1. Introduction
The China International Water and Electric Corporation is an enterprise focused on water conservancy, hydropower engineering, and infrastructure construction. As the world’s largest hydropower engineering contractor, the corporation engages in the construction of large-scale hydropower stations, reservoirs, irrigation systems, and other projects internationally, with operations spanning Asia, Africa, South America, and beyond. The company manages numerous hydropower station management systems and holds extensive operational data from these facilities. Given that hydropower facilities represent critical infrastructure for host countries, ensuring the cybersecurity of critical information infrastructure sector has become essential for safeguarding national cyberspace security, particularly in the context of today’s complex and volatile international landscape [
1,
2,
3,
4,
5,
6]. The types, scale, and complexity of cyber threats targeting critical infrastructure significantly differ from traditional IT-based systems [
7]: (1) Attacks on critical infrastructure are more intricate than conventional cyber threats [
8,
9,
10,
11,
12,
13]. (2) Overseas power stations present a specific vulnerability to exploitation [
14,
15,
16]. (3) Cross-border data transfers require exceptionally high security standards [
17,
18,
19]. Therefore, the establishment of robust cybersecurity defense mechanisms for critical infrastructure is an urgent imperative.

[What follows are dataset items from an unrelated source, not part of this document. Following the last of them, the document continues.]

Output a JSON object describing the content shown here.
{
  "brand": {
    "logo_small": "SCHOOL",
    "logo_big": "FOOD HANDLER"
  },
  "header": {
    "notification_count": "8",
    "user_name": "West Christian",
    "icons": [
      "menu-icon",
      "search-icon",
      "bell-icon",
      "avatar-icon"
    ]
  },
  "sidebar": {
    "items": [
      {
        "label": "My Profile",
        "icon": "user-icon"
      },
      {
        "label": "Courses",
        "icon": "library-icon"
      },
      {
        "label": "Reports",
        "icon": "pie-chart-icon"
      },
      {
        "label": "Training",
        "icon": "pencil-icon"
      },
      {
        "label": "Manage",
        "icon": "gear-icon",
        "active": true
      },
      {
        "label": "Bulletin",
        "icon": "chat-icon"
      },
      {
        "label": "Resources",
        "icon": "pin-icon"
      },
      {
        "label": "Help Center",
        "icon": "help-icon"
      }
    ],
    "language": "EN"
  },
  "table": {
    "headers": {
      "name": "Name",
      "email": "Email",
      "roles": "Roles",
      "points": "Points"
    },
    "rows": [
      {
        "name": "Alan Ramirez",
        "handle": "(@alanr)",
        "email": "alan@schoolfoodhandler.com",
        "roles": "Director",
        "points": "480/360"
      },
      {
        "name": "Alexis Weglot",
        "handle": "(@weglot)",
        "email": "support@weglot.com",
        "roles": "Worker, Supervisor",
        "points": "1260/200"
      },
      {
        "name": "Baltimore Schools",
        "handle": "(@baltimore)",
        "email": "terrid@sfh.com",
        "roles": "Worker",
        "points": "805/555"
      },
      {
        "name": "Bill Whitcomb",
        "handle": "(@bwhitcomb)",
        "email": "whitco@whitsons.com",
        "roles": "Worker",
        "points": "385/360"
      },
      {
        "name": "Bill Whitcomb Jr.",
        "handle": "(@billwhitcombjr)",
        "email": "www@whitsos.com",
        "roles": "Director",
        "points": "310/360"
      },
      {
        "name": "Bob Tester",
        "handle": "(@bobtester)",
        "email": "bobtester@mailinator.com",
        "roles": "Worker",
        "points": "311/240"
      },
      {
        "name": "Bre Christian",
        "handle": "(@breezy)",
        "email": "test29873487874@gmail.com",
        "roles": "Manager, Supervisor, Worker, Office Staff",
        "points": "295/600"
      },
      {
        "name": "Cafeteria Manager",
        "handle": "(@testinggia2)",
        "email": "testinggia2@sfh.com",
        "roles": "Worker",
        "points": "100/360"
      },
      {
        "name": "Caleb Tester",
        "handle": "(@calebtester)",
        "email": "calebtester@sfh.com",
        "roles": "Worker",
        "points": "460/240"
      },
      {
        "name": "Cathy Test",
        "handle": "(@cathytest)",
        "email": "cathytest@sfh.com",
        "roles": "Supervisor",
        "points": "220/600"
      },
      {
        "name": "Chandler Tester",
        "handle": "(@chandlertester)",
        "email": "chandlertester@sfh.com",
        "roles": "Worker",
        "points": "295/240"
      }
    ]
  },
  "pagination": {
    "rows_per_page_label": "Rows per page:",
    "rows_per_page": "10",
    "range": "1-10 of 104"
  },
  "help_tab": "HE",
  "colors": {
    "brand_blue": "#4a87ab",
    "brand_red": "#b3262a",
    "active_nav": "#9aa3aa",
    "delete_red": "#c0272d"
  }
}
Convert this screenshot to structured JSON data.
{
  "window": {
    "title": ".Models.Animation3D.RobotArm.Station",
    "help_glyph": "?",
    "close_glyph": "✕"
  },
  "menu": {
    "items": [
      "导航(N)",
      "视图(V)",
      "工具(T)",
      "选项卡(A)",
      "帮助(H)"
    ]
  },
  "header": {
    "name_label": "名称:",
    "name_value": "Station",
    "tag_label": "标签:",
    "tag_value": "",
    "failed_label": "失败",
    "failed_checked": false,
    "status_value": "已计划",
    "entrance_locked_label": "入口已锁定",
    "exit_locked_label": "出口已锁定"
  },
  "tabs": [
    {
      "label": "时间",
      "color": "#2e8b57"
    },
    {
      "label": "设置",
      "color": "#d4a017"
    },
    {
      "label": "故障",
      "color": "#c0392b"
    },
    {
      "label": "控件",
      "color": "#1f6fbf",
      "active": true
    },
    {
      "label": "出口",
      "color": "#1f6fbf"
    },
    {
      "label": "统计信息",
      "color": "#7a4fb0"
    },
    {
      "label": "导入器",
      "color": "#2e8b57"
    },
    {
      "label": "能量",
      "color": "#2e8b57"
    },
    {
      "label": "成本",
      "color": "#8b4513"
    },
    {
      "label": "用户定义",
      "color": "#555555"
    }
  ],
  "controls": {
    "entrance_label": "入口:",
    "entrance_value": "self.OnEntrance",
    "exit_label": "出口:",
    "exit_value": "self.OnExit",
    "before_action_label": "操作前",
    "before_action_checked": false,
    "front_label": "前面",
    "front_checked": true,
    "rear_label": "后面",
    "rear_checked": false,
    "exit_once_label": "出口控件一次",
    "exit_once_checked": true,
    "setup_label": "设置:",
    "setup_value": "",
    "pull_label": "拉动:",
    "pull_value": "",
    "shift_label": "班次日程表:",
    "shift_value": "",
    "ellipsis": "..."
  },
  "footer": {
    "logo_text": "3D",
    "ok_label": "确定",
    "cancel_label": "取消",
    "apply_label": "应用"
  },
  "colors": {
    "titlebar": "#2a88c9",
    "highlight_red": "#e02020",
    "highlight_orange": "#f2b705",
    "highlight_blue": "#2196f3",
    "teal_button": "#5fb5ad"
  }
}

Malicious traffic detection is a vital method for identifying network attacks. Developing effective malicious traffic detection methods has become a critical task in maintaining the normal operations of critical infrastructure’s network. Malicious network traffic detection methods can be classified into three categories. Firstly, rule-based detection methods identify malicious traffic according to pre-defined traffic signatures (e.g., patterns and keywords in the data packets from the payload). These methods achieve high detection accuracy for the known attacks but fail to detect the unknown attacks and attack variants. Secondly, traditional machine learning-based detection methods extract statistical features and employ classical machine learning algorithms to detect malicious traffic. These approaches can effectively identify variant and unknown malicious traffic, but they highly rely on expert experience for feature selection. Thirdly, deep learning-based detection methods automatically learn complex behavioral features using deep neural networks. However, most of these methods require a vast amount of labelled training data, while large-scale and high-quality labeled datasets are scarce.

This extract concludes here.